The first part of the first sentence of the statute prescribes the conditions under which the employer’s liability arises. When such conditions prevail, the extent of the employer’s liability is governed by the following:

“ * * * the employer shall be liable only for the degree of disability which would have resulted from the latter injury had there been no pre-existing disability.”

The effect of this part of the statute is to limit the liability of the employer to such disability as may be attributed to the second injury, exclusive of any disability arising or resulting from the first injury.

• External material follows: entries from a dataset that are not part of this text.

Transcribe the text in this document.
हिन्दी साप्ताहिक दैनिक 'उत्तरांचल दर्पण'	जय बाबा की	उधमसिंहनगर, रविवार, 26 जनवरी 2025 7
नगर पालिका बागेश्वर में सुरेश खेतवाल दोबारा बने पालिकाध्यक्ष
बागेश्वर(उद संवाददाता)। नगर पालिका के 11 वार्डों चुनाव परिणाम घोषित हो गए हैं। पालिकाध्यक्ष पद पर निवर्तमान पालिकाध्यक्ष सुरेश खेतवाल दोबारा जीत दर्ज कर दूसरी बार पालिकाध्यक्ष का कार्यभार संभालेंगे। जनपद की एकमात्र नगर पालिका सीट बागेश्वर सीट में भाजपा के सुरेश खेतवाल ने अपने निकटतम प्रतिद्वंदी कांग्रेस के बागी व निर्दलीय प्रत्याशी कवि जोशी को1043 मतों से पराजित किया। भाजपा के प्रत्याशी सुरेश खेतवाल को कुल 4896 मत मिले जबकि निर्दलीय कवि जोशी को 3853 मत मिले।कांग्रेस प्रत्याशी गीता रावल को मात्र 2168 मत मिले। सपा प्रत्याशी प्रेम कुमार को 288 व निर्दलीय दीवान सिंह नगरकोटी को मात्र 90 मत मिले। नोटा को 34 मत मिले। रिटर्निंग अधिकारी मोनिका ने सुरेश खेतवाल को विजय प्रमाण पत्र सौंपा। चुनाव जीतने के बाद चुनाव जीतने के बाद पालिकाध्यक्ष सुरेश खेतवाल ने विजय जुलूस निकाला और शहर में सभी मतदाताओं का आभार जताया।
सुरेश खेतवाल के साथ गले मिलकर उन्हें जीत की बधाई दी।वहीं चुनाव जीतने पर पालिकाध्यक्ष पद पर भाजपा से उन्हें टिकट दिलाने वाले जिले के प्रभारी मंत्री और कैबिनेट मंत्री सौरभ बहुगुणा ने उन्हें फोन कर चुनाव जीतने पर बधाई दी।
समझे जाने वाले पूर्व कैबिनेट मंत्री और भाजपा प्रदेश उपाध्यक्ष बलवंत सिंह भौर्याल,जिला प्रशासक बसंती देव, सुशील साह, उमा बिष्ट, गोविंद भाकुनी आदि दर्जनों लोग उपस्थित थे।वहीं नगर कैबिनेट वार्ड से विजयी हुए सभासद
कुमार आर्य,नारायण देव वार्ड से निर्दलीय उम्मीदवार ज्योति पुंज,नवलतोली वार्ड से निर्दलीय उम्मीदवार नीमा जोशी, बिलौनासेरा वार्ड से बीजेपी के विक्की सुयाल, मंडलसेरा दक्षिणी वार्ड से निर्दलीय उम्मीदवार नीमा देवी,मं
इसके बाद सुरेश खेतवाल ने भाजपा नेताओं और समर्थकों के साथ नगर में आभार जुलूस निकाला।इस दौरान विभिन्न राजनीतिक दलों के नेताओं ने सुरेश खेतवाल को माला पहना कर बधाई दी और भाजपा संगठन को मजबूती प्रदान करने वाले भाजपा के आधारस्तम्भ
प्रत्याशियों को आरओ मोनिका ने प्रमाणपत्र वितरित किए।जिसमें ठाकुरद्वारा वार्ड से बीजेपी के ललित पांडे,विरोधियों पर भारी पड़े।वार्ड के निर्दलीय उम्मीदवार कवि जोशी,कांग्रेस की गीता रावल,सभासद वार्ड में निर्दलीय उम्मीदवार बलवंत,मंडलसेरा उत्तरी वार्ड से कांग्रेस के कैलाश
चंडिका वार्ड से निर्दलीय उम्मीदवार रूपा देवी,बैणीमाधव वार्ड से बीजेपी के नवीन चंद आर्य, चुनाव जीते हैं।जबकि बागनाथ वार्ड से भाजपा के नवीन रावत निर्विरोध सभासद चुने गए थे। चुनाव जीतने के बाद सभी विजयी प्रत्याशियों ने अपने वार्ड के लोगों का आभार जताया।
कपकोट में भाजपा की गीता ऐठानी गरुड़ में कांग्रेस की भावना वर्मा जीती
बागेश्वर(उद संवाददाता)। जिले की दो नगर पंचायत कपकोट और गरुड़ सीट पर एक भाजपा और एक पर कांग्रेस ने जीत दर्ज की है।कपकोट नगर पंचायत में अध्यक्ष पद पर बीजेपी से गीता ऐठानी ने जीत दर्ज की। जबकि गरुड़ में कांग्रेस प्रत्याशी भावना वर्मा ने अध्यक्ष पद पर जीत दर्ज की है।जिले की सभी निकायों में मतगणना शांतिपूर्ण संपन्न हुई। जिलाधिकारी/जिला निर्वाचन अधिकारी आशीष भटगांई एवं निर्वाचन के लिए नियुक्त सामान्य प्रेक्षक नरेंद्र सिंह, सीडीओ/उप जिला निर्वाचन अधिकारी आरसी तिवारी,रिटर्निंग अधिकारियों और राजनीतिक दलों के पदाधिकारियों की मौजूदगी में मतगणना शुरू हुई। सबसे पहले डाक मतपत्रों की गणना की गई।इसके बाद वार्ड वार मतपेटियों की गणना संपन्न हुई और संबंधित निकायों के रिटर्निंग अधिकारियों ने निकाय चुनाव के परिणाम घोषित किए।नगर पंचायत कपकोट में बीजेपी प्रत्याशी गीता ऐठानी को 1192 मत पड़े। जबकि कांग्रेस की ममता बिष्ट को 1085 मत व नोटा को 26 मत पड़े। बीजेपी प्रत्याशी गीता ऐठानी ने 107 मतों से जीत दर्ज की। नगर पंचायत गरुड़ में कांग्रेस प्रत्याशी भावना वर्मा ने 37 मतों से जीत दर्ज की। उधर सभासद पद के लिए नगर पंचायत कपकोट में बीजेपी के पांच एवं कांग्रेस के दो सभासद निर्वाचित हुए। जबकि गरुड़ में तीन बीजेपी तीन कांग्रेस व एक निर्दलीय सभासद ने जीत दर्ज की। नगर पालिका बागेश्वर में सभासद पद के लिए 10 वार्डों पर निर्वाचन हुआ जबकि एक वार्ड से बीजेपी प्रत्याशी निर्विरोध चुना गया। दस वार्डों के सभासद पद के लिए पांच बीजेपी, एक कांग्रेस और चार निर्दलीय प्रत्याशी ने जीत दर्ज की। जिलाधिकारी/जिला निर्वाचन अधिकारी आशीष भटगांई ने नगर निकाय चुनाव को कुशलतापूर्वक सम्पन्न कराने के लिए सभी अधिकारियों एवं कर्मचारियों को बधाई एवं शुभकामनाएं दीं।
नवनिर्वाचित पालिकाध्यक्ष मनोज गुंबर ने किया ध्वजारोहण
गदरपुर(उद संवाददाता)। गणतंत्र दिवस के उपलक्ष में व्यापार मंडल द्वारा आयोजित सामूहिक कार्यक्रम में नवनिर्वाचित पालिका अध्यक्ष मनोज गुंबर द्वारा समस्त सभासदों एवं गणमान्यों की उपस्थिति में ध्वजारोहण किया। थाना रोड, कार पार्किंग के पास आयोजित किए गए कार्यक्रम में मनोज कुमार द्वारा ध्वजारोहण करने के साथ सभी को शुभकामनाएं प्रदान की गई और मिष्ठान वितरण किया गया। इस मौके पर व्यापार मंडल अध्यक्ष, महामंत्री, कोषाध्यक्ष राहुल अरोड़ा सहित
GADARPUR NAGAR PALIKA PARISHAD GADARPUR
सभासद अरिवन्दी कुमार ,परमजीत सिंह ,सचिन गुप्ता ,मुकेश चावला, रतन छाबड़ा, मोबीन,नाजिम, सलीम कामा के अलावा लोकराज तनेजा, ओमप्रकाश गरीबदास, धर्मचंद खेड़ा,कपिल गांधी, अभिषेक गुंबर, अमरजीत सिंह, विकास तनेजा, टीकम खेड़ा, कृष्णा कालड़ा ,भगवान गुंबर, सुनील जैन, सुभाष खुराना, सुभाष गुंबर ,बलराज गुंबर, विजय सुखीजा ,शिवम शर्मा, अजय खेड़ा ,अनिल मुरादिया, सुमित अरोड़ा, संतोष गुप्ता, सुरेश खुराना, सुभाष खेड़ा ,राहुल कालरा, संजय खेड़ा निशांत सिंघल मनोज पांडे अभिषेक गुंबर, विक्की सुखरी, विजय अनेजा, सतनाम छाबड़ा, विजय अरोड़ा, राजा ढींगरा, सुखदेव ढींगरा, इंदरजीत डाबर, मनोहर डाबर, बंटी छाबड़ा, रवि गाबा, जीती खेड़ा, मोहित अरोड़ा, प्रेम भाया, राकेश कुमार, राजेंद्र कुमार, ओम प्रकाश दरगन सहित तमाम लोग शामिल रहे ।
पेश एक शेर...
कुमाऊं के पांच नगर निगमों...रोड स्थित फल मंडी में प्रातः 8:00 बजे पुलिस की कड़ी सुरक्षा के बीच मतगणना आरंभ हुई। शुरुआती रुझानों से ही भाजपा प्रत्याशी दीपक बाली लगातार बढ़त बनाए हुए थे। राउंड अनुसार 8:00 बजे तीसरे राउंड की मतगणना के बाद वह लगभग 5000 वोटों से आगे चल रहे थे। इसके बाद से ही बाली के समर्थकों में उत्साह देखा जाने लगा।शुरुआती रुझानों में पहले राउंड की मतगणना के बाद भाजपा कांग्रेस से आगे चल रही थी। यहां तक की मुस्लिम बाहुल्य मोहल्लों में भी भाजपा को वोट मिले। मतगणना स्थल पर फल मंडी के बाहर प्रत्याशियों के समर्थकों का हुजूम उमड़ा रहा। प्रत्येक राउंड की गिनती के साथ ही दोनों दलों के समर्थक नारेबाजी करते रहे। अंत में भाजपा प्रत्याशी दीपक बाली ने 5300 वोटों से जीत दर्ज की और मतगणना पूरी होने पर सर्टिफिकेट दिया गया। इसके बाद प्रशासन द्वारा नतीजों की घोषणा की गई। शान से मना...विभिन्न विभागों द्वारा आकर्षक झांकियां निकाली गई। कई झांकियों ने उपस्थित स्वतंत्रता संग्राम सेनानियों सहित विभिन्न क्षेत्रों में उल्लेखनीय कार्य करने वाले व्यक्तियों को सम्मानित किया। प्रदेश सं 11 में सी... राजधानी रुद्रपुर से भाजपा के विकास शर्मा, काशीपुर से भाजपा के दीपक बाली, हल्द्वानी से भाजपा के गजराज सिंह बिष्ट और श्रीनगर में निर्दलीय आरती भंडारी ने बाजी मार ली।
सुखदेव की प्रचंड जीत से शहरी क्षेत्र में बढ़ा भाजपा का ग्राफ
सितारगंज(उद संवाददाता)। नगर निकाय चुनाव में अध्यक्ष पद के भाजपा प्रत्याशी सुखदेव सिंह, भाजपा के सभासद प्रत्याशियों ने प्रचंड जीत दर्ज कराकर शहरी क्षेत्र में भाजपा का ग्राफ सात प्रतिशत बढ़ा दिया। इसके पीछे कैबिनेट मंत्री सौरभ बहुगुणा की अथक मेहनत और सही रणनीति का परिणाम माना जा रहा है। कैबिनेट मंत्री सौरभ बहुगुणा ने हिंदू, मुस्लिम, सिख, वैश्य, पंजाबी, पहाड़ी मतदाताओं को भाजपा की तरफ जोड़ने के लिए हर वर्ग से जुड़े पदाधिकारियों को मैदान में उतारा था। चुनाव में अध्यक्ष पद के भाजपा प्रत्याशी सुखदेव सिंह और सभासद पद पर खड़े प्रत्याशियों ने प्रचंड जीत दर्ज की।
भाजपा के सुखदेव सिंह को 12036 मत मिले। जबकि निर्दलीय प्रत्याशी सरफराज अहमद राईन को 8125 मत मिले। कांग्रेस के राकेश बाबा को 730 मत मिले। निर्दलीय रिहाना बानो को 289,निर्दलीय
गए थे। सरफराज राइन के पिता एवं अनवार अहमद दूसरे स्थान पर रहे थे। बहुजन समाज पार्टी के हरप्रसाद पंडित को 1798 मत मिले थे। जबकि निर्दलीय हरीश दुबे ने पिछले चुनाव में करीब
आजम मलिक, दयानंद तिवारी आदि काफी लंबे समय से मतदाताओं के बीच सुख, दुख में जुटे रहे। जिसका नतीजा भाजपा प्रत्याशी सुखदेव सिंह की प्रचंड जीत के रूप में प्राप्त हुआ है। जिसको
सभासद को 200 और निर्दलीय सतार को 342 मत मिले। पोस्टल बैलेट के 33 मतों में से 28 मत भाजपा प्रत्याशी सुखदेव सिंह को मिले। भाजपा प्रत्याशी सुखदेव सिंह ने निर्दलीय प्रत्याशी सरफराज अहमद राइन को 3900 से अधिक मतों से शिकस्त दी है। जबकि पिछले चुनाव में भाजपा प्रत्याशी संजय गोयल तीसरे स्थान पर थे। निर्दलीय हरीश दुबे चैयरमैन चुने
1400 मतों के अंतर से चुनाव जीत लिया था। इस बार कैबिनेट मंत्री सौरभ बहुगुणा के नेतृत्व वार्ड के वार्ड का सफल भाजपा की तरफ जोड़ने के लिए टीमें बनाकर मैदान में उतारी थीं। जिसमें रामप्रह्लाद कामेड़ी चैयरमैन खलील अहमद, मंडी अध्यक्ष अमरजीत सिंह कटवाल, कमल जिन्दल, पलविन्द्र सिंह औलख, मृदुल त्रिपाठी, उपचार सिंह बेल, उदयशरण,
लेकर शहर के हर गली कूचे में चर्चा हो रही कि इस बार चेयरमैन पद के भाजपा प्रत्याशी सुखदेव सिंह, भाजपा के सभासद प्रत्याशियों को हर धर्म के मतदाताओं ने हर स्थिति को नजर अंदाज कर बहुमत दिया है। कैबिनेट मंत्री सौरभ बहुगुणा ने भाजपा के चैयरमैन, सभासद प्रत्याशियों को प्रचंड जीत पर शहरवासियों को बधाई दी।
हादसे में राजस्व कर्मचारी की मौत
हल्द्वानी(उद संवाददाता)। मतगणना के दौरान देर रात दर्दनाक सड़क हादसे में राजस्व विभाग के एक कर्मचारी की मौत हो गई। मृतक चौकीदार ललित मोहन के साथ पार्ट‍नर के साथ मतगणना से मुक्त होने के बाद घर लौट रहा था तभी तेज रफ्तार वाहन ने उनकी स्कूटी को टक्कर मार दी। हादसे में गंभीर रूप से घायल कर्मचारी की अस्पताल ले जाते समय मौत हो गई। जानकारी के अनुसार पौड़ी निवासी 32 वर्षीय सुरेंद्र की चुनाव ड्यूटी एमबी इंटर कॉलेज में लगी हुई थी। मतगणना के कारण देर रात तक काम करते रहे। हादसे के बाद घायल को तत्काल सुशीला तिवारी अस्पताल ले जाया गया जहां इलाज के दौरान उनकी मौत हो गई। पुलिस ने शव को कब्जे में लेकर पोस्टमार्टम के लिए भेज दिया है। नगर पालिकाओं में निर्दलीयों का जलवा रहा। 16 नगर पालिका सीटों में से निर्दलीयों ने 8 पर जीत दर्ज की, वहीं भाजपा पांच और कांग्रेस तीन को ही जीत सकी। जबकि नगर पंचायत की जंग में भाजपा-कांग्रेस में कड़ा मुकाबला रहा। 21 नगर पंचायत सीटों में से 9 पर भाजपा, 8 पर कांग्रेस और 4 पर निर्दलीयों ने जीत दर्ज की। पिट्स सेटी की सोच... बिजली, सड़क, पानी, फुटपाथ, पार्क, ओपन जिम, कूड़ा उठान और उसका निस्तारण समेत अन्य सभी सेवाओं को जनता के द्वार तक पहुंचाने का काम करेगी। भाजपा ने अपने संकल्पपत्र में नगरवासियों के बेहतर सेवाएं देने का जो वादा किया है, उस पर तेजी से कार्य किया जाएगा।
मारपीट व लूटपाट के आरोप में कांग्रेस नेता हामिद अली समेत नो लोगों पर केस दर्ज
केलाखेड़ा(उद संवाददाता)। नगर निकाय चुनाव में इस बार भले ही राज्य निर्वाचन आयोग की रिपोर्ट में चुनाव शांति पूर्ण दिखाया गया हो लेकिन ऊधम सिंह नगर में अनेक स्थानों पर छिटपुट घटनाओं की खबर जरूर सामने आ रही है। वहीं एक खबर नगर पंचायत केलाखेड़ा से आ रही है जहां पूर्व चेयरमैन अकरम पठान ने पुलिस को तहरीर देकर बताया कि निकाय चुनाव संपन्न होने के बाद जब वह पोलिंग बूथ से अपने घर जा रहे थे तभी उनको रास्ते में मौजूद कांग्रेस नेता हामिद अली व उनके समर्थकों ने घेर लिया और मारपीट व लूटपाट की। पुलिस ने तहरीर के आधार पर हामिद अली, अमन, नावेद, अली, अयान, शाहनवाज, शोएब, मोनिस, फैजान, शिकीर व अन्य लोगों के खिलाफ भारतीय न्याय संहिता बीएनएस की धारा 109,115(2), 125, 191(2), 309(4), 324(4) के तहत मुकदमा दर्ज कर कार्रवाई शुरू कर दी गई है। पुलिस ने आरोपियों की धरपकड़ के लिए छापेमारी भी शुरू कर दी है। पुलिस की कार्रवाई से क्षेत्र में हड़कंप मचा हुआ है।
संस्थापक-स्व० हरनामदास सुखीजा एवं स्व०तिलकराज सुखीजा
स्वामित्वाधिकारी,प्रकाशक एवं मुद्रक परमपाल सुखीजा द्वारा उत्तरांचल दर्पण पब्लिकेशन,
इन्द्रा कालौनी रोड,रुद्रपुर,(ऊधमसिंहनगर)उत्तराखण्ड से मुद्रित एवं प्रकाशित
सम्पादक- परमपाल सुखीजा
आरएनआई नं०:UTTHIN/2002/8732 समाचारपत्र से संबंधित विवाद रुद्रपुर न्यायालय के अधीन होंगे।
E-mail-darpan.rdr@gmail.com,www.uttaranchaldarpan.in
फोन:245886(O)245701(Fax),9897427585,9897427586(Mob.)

To illustrate, the employee may have suffered the loss of a leg or an eye as his second injury. The disability allowable against the employer would be the amount to compensate for such specific loss which should be determined first without regard to any previous disability. If, however, the employee had already lost a leg or an eye so that after the second injury he is without both legs or both eyes and thus totally disabled, the liability of the employer is limited to the amount of compensation allowable for the loss of the single leg or eye. The disability resulting from the combined injuries may be “greater than that which *836would have resulted from the subsequent injury alone” of which the employer is “liable only for the degree of disability which would have resulted from the latter injury had there been no pre-existing disability.”

In such case, the employer’s liability is fixed according to this standard. The Subsequent Injury Fund, now the Subsequent Claim Fund, would be liable for the degree of disability by which it exceeds the degree for which the present employer is liable plus “all compensation which the provisions of this law would have afforded on account of the prior disability had it been compensated for thereunder.” In other words, the Fund is liable for the amount by which the amount allowable for the combined disabilities exceeds the total of the two separate disabilities. To illustrate further, the disability attributable to the second injury may be 40%. The prior disability may have been found to be 35%, but “the degree of disability caused by the combined disabilities” may be 100%. In such case, the Fund would then be liable for the difference between 100% and 75%, or 25%. The effect of this is to afford relief to the employee for the combined disabilities without penalty to the employer since the surplus disability would be chargeable to the Fund.

In the present case, the employee is 100% disabled from the combined disabilities. The judgment and award are erroneous because the disability from the subsequent injury “which would have resulted * * * had there been no preexisting disability” was fixed at 85%. The method of determining such was in error since the amount of the first disability was subtracted from the combined disabilities. It was also wrong because the medical testimony describes it as very little or no permanent disability had it not been for the first injury and disability; hence, it would not be 85%. Thus, the case must be remanded for the purpose of fixing the amount of disability arising from the second injury without regard to the first disability. Once this disability is established, the Fund should be held liable for the excess of the degree of disability over and above the determined degree of disability for the second injury added to “all compensation which the provisions of this law would have afforded on account of the prior disability had it been compensated for thereunder.” It was error to dismiss the Subsequent Claim Fund.

It should be noted that no question is raised as to the correctness or propriety of fixing the degree of disability from the first injury at 15%.

The judgment is reversed for further proceedings in conformity herewith.